A few examples of empirical support: research strongly suggested that people with higher baseline heart rate variability experienced higher levels of positive emotions and displayed a pattern of reciprocal effects between positive emotions, social engagement, and vagal tone (Kok & Fredrickson, 2010). Another study directly tested the PVT prediction that autonomic regulation is associated with the capacity to recognize social signals and found empirical support for that hypothesis (Quintana et al., 2012).
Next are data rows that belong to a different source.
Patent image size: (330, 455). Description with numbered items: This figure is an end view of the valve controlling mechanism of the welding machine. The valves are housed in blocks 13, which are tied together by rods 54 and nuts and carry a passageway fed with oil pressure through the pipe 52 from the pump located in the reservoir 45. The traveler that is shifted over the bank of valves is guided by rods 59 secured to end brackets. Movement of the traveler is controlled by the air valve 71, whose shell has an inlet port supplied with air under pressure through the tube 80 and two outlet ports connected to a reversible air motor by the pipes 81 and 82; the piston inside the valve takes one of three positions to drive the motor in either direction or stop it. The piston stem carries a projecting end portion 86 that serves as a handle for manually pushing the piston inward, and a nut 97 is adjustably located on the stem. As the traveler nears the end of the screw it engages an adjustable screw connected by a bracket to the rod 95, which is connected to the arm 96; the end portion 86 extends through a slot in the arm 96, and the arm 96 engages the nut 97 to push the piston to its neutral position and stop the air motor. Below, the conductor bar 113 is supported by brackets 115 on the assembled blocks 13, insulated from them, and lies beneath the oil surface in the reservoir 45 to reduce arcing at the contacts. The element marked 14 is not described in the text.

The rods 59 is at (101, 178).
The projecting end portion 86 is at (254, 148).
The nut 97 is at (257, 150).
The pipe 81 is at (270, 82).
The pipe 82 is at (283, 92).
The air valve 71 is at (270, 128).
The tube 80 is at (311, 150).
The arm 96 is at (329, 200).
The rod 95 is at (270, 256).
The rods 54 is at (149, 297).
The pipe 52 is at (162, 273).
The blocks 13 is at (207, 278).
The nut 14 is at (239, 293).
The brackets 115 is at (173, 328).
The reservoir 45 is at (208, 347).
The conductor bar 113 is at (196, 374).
Alongside the example of the ruptured aortic aneurysm, a comparable pattern can be observed with influenza vaccination: double-blind randomized research is considered ethically problematic there because the control group would be deliberately exposed to an avoidable risk and because the vaccine is assumed to be ‘proven effective.’ But that assumption is less solid than it appears. Effectiveness varies considerably from year to year and averages somewhere between 40% and 60%. Cochrane reviews have questioned the robustness of the evidence, particularly for healthy adults. Without an RCT, we cannot truly be certain, yet the RCT is withheld for precisely that reason. Who decides when evidence is ‘good enough’ to render further research ethically impermissible? And who decides when that same argument does not apply?
See Grossman et al. (2026) and the response by Porges (2026).